Scraping public data is legal, the U.S. Ninth Circuit of Appeals has ruled in a potentially landmark decision.
The decision follows a ruling by a federal court of appeals that reaffirmed its earlier decision, notably that web scraping (data harvesting, en masse) of data that’s made available to the general public, does not violate the Computer Fraud and Abuse Act (CFAA).
The CFAA is used to determine what can be described as “hacking” under US law.
hiQ Labs vs LinkedIn – round two
hiQ Labs, Inc. v. LinkedIn Corp, 938 F.3d 985, was a United States Ninth Circuit case about web scraping. The 9th Circuit affirmed the district court’s preliminary injunction, preventing LinkedIn from denying the plaintiff, hiQ Labs, from accessing LinkedIn’s publicly available LinkedIn member profiles.
The ruling is the epilogue of a legal battle between LinkedIn and hiQ Labs, a talent management algorithm focused on people analytics and data science machine learning. The latter has been scraping LinkedIn user profiles, something the world’s largest social network for professionals described as against its terms of service, equal to hacking, and was in violation of the CFAA.
LinkedIn lost the first lawsuit in 2019, but even after the second knockdown, it doesn’t want to give up.
“We’re disappointed in the court’s decision. This is a preliminary ruling and the case is far from over,” said LinkedIn spokesperson Greg Snapper in a statement.
“We will continue to fight to protect our members’ ability to control the information they make available on LinkedIn. When your data is taken without permission and used in ways you haven’t agreed to, that’s not okay. On LinkedIn, our members trust us with their information, which is why we prohibit unauthorized scraping on our platform.”
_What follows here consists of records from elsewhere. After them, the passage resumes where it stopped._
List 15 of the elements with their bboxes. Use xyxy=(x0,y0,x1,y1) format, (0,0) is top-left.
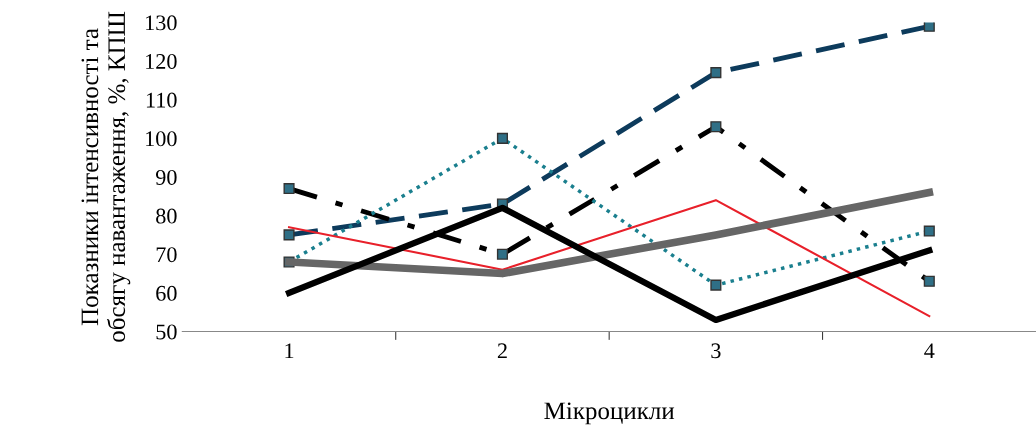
y-tick-label: 50 xyxy=(156,324,177,340)
y-tick-label: 110 xyxy=(146,92,177,108)
y-tick-label: 80 xyxy=(156,208,177,224)
y-tick-label: 70 xyxy=(156,247,177,263)
y-tick-label: 130 xyxy=(146,15,177,31)
x-tick-label: 4 xyxy=(924,343,935,359)
y-axis-title: Показники інтенсивності та обсягу навантаження, %, КПШ xyxy=(81,11,131,342)
y-tick-label: 120 xyxy=(146,53,177,69)
y-tick-label: 90 xyxy=(155,169,177,185)
y-tick-label: 100 xyxy=(146,131,177,147)
y-tick-label: 60 xyxy=(156,285,177,301)
x-axis-title: Мікроцикли xyxy=(544,402,675,425)
x-tick-label: 1 xyxy=(285,343,294,359)
x-tick-label: 2 xyxy=(497,343,507,359)
x-tick-label: 3 xyxy=(711,343,721,359)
Reporting on the news, TechCrunch gives it a positive spin, saying the ruling is “good news for archivists, academics, researchers, and journalists”.
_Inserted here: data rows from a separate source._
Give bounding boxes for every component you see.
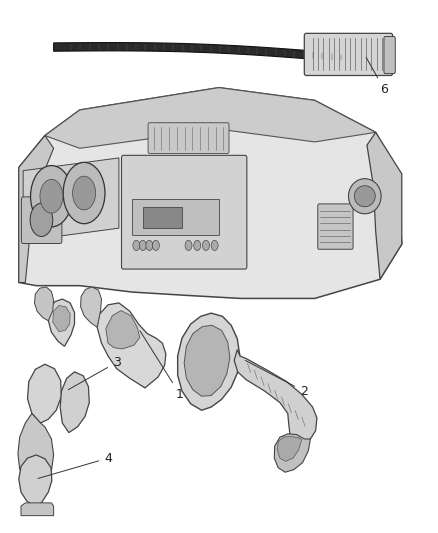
PathPatch shape bbox=[45, 87, 376, 148]
Text: 6: 6 bbox=[366, 58, 389, 96]
Circle shape bbox=[152, 240, 159, 251]
PathPatch shape bbox=[184, 325, 230, 396]
PathPatch shape bbox=[81, 287, 102, 327]
PathPatch shape bbox=[234, 350, 317, 443]
Circle shape bbox=[30, 203, 53, 237]
Text: 2: 2 bbox=[245, 360, 308, 398]
Text: 4: 4 bbox=[38, 451, 112, 479]
Circle shape bbox=[146, 240, 153, 251]
Circle shape bbox=[185, 240, 192, 251]
Circle shape bbox=[139, 240, 146, 251]
Bar bbox=[143, 207, 182, 228]
Ellipse shape bbox=[349, 179, 381, 214]
Circle shape bbox=[63, 163, 105, 224]
Text: 1: 1 bbox=[140, 331, 184, 401]
FancyBboxPatch shape bbox=[304, 34, 392, 76]
PathPatch shape bbox=[18, 414, 53, 484]
PathPatch shape bbox=[21, 503, 53, 515]
PathPatch shape bbox=[106, 311, 140, 349]
Circle shape bbox=[31, 166, 72, 227]
FancyBboxPatch shape bbox=[148, 123, 229, 154]
Ellipse shape bbox=[354, 185, 375, 207]
FancyBboxPatch shape bbox=[121, 155, 247, 269]
PathPatch shape bbox=[19, 87, 402, 298]
PathPatch shape bbox=[23, 158, 119, 241]
FancyBboxPatch shape bbox=[21, 197, 62, 244]
PathPatch shape bbox=[277, 437, 302, 462]
PathPatch shape bbox=[35, 287, 53, 321]
PathPatch shape bbox=[28, 364, 61, 423]
PathPatch shape bbox=[367, 132, 402, 279]
Circle shape bbox=[194, 240, 201, 251]
FancyBboxPatch shape bbox=[318, 204, 353, 249]
PathPatch shape bbox=[178, 313, 240, 410]
Text: 3: 3 bbox=[68, 356, 120, 390]
PathPatch shape bbox=[48, 299, 74, 346]
Circle shape bbox=[202, 240, 209, 251]
PathPatch shape bbox=[60, 372, 89, 433]
PathPatch shape bbox=[97, 303, 166, 388]
PathPatch shape bbox=[274, 434, 311, 472]
PathPatch shape bbox=[19, 135, 53, 282]
PathPatch shape bbox=[19, 455, 52, 506]
Circle shape bbox=[40, 180, 63, 213]
Circle shape bbox=[211, 240, 218, 251]
FancyBboxPatch shape bbox=[384, 37, 395, 74]
Circle shape bbox=[133, 240, 140, 251]
PathPatch shape bbox=[53, 305, 70, 332]
Circle shape bbox=[73, 176, 95, 210]
Polygon shape bbox=[53, 43, 354, 63]
Bar bbox=[132, 199, 219, 235]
“Without a ruling in place, long-running projects to archive websites no longer online and using publicly accessible data for academic and research studies have been left in legal limbo,” it says.
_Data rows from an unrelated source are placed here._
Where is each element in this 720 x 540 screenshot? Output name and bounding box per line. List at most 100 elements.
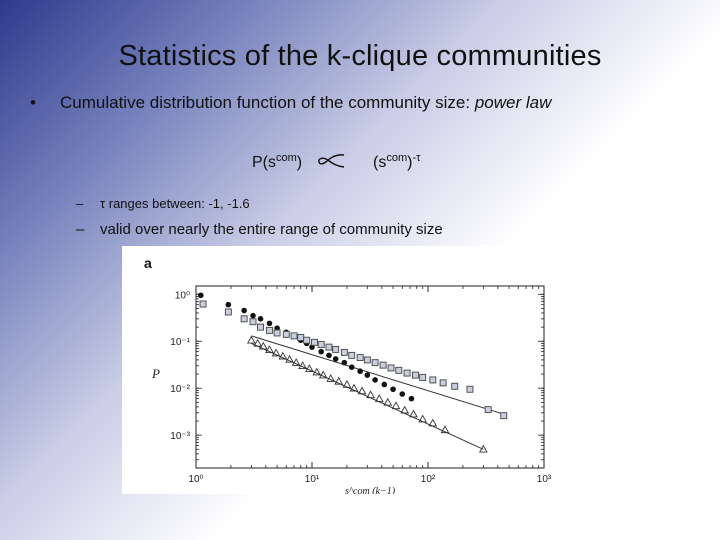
data-point-triangle <box>291 358 301 366</box>
data-point-triangle <box>334 376 344 385</box>
data-point-circle <box>372 377 378 383</box>
data-point-square <box>484 406 492 414</box>
formula-rhs-exp: -τ <box>412 152 421 164</box>
subbullet-validity: – valid over nearly the entire range of c… <box>76 221 443 238</box>
subbullet-tau-range: – τ ranges between: -1, -1.6 <box>76 196 250 211</box>
main-bullet: • Cumulative distribution function of the… <box>30 93 551 113</box>
data-point-square <box>325 343 333 351</box>
data-point-square <box>332 345 340 353</box>
formula-lhs-base: P(s <box>252 154 276 171</box>
data-point-square <box>412 371 419 379</box>
data-point-circle <box>198 292 204 299</box>
data-point-square <box>451 382 459 390</box>
data-point-circle <box>357 368 363 375</box>
data-point-triangle <box>326 374 336 382</box>
data-point-triangle <box>271 348 281 357</box>
data-point-circle <box>257 316 264 322</box>
x-tick-label: 10³ <box>537 474 552 485</box>
data-point-circle <box>364 372 371 378</box>
plot-frame <box>195 285 545 469</box>
x-axis-label: s^com (k−1) <box>345 486 396 494</box>
data-point-circle <box>408 395 415 402</box>
subbullet-dash: – <box>76 196 84 211</box>
data-point-square <box>303 336 311 344</box>
data-point-circle <box>332 356 339 362</box>
data-point-circle <box>381 381 388 388</box>
slide-title: Statistics of the k-clique communities <box>118 40 602 72</box>
data-point-triangle <box>374 394 384 402</box>
data-point-circle <box>390 386 396 393</box>
data-point-circle <box>348 364 355 371</box>
data-point-triangle <box>253 338 263 347</box>
data-point-circle <box>225 301 232 308</box>
data-point-triangle <box>428 418 438 427</box>
y-tick-label: 10⁻³ <box>170 431 190 442</box>
x-tick-label: 10² <box>421 474 436 485</box>
data-point-square <box>290 332 298 340</box>
y-tick-label: 10⁻² <box>170 384 190 395</box>
data-point-square <box>297 334 305 341</box>
formula-rhs-close: ) <box>407 154 413 171</box>
data-point-square <box>317 341 325 349</box>
data-point-circle <box>341 359 348 366</box>
data-point-circle <box>326 352 332 359</box>
data-point-triangle <box>258 341 268 350</box>
data-point-square <box>500 412 508 420</box>
data-point-triangle <box>400 405 410 414</box>
data-point-square <box>439 379 447 387</box>
data-point-square <box>371 359 379 367</box>
y-tick-label: 10⁰ <box>175 290 190 301</box>
data-point-square <box>387 364 395 372</box>
data-point-square <box>311 338 318 346</box>
data-point-triangle <box>357 386 367 395</box>
data-point-triangle <box>265 345 274 353</box>
data-point-circle <box>266 320 273 327</box>
y-axis-label: P <box>151 366 160 381</box>
bullet-marker: • <box>30 93 36 112</box>
data-point-square <box>199 300 207 308</box>
data-point-square <box>379 361 387 369</box>
formula-rhs-sup: com <box>386 152 408 164</box>
data-point-triangle <box>409 409 418 418</box>
data-point-square <box>340 348 348 356</box>
data-point-square <box>363 356 371 364</box>
data-point-circle <box>318 348 324 355</box>
data-point-square <box>257 323 264 331</box>
data-point-square <box>273 329 281 337</box>
data-point-square <box>403 369 411 377</box>
power-law-formula: P(scom) (scom)-τ <box>252 152 420 175</box>
data-point-triangle <box>383 397 393 406</box>
data-point-square <box>466 385 474 393</box>
data-point-square <box>348 351 356 359</box>
formula-rhs-base: (s <box>373 154 387 171</box>
data-point-triangle <box>440 425 450 434</box>
data-point-square <box>224 308 232 316</box>
bullet-emphasis: power law <box>474 93 552 112</box>
data-point-triangle <box>312 367 322 376</box>
data-point-triangle <box>349 383 359 392</box>
proportional-icon <box>317 152 347 175</box>
formula-lhs-close: ) <box>296 154 303 171</box>
data-point-triangle <box>342 379 352 388</box>
data-point-square <box>395 366 403 374</box>
data-point-triangle <box>246 335 256 344</box>
fit-line <box>251 335 504 415</box>
subbullet-text: valid over nearly the entire range of co… <box>100 221 443 238</box>
plot-area: 10⁰ 10¹ 10² 10³ 10⁰ 10⁻¹ 10⁻² 10⁻³ <box>170 285 552 485</box>
data-point-triangle <box>298 361 307 370</box>
y-tick-label: 10⁻¹ <box>170 337 190 348</box>
data-point-triangle <box>366 390 375 399</box>
data-point-triangle <box>318 370 328 379</box>
x-tick-label: 10⁰ <box>188 474 203 485</box>
loglog-chart: a P s^com (k−1) 10⁰ 10¹ 10² 10³10⁰10⁻¹10⁻²1… <box>144 255 552 494</box>
data-point-square <box>282 330 290 338</box>
data-point-square <box>419 373 427 381</box>
subbullet-text: τ ranges between: -1, -1.6 <box>100 196 250 211</box>
data-point-square <box>266 326 273 334</box>
data-point-square <box>429 376 437 384</box>
x-tick-label: 10¹ <box>305 474 320 485</box>
cumulative-distribution-figure: a P s^com (k−1) 10⁰ 10¹ 10² 10³ 10⁰ 10⁻¹ 10⁻² 1… <box>122 246 604 494</box>
data-point-circle <box>399 391 406 397</box>
data-point-circle <box>250 312 256 319</box>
However, it also reminds that some companies’ use of web scraping, such as the one done by facial recognition startup Clearview AI, is borderline illegal. This company scrapped “billions of social media profile photos,” over the years.
The petition for a writ of certiorari is granted. The judgment is vacated, and the case is remanded to the United States Court of Appeals for the 9th Circuit for further consideration in light of Van Buren v. United States, on June 14, 2020.
Docket No. | Op. Below | Argument | Opinion | Vote | Author | Term |
---|---|---|---|---|---|---|
19-1116 | 9th Cir. | N/A | N/A | N/A | N/A | OT 2020 |
Issue: Whether a company that deploys anonymous computer “bots” to circumvent technical barriers and harvest millions of individuals’ personal data from computer servers that host public-facing websites—even after the computer servers’ owner has expressly denied permission to access the data—“intentionally accesses a computer without authorization” in violation of the Computer Fraud and Abuse Act.